The Railway Board is considering the implementation of the 106 recommendations of the High Level Safety Review Committee (Kakodkar Committee) pertaining to general safety matters, empowerment at working level, vacancies in critical safety category, organisational structure, shortage of critical safety spares, human resource development with focus on education and training research, and safety architecture, among others.
The Union Cabinet has given the green signal for establishing a new rail coach manufacturing unit at Kolar, Karnataka. The unit will produce 500 coaches per annum at a projected cost of Rs 1,460.92 crore (US$ 238.74 million) excluding the cost of land, with active participation of the Karnataka government.
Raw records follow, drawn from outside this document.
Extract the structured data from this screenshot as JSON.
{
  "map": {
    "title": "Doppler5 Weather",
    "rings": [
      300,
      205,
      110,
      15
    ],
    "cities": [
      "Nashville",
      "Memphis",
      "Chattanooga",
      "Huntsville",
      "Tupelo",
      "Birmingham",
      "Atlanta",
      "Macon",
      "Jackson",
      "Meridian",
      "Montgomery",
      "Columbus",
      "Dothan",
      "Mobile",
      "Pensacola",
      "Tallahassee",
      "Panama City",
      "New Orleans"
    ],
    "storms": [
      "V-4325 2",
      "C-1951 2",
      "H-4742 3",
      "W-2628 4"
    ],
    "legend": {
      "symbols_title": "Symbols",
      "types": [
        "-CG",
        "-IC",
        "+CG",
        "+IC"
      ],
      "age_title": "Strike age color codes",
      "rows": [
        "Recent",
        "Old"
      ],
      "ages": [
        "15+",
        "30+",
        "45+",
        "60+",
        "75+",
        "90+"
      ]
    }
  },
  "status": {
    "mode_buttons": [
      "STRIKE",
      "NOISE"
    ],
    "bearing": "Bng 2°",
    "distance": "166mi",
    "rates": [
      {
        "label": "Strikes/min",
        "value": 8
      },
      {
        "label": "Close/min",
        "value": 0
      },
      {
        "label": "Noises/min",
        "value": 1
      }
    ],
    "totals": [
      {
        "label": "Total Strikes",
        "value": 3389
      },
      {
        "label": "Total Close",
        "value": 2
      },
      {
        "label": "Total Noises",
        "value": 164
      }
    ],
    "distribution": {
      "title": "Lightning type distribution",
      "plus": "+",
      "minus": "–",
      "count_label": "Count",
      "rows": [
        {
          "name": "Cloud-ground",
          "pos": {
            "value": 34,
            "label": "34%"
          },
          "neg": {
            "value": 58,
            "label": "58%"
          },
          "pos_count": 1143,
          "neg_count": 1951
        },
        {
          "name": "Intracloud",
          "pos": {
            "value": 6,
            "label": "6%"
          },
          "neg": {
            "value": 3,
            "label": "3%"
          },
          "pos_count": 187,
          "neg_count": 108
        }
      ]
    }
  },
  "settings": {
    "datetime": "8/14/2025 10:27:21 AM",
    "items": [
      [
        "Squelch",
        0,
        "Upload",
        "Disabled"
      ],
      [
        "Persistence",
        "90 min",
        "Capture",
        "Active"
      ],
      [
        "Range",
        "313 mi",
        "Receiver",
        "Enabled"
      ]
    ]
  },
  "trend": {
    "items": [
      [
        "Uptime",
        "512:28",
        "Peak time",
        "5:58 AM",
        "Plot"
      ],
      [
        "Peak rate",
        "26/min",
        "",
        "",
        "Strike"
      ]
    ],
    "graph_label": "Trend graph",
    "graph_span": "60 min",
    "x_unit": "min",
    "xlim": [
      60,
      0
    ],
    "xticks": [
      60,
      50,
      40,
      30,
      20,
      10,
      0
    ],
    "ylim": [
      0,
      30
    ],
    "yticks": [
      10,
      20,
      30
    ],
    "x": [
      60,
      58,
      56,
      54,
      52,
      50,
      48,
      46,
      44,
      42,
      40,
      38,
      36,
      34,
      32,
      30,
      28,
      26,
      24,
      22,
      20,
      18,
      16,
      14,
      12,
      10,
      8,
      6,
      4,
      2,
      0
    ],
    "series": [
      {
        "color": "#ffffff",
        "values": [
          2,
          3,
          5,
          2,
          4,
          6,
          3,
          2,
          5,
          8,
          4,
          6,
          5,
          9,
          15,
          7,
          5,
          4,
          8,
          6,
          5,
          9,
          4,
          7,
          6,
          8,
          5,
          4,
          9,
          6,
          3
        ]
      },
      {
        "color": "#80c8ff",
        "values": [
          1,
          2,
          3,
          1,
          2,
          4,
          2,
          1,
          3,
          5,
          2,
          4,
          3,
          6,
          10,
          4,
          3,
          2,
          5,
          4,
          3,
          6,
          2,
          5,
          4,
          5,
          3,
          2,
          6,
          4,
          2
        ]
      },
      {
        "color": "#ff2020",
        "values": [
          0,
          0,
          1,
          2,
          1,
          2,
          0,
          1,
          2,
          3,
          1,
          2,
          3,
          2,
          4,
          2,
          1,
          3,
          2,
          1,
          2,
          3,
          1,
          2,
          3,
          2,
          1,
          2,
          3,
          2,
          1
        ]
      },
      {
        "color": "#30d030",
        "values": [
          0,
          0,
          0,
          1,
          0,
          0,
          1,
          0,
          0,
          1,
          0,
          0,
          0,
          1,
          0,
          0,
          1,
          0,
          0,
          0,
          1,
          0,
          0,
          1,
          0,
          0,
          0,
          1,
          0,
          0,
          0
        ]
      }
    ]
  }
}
The Ministry of Railways will provide 50 per cent of the finances with the Karnataka government providing land, free of cost, and the remaining 50 per cent of the project completion cost with escalation.
The already massive network of the Indian Railways is increasing at a healthy rate. To meet this demand, an outlay of US$ 95.6 billion has been sanctioned for the sector by the Planning Commission for the 12th Five-Year Plan. Freight traffic may also increase with investments and active participation of the private sector. There will be no shortage of investments though, with US$ 42 billion likely to be pumped into India’s metro rail networks by 2020.
Exchange Rate: INR 1 = US$ 0.0163 as on October 28, 2014.
References: Press Releases, Department of Industrial Policy and Promotion, Press information Bureau, Media Reports.